- Theatrical release poster
- Directed by: R. Ellis Frazier
- Written by: Michael Jai White
- Starring: Michael Jai White Tom Berenger
- Release date: 16 December 2022 (United States);
- Running time: 89 minutes
- Country: Mexico
- Languages: English Spanish

= As Good as Dead (2022 film) =

As Good as Dead is a 2022 Mexican crime action film written by Michael Jai White, directed by R. Ellis Frazier and starring White and Tom Berenger.

==Plot==
Bryant befriends a troubled teen and introduces him to martial arts.

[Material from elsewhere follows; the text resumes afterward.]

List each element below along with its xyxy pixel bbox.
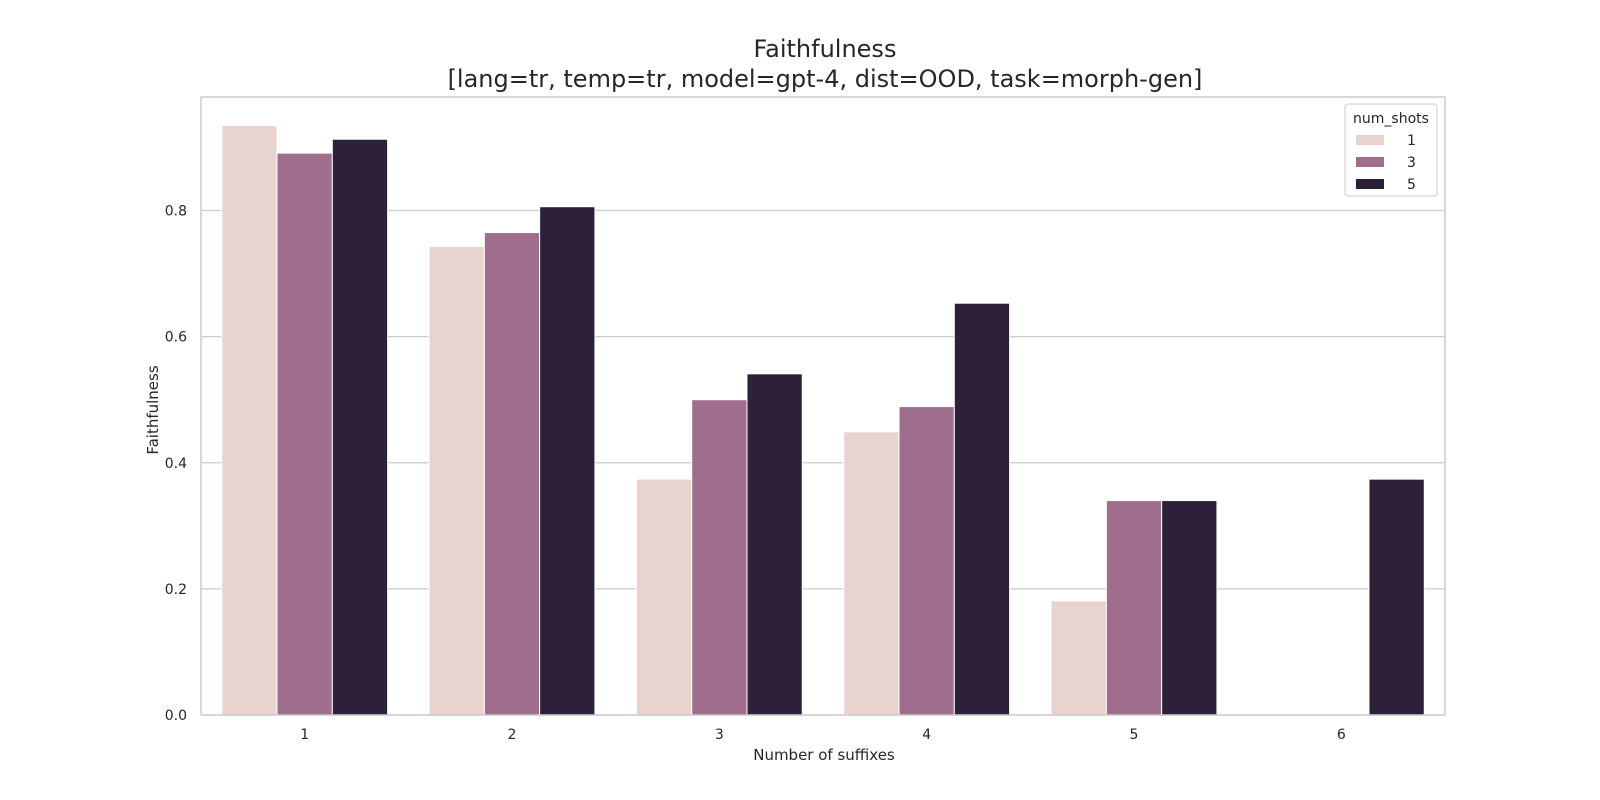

As Bryant's mysterious and dangerous past catches up to him, he is forced into a life and death struggle to clear his name, save the boy and get back all he left behind.

==Cast==
- Michael Jai White as Bryant
- Tom Berenger as Sonny Kilbane
- Luca Oriel as Oscar
- Guillermo Iván as Hector
- Gabriela Quezada as Marisol

==Release==
The film was released in the United States in theaters and on VOD and digital on 16 December 2022.

==Reception==
The film has a 71% rating on Rotten Tomatoes based on seven reviews. Alan Ng of Film Threat rated the film an 8 out of 10. Jennifer Green of Common Sense Media awarded the film two stars out of five.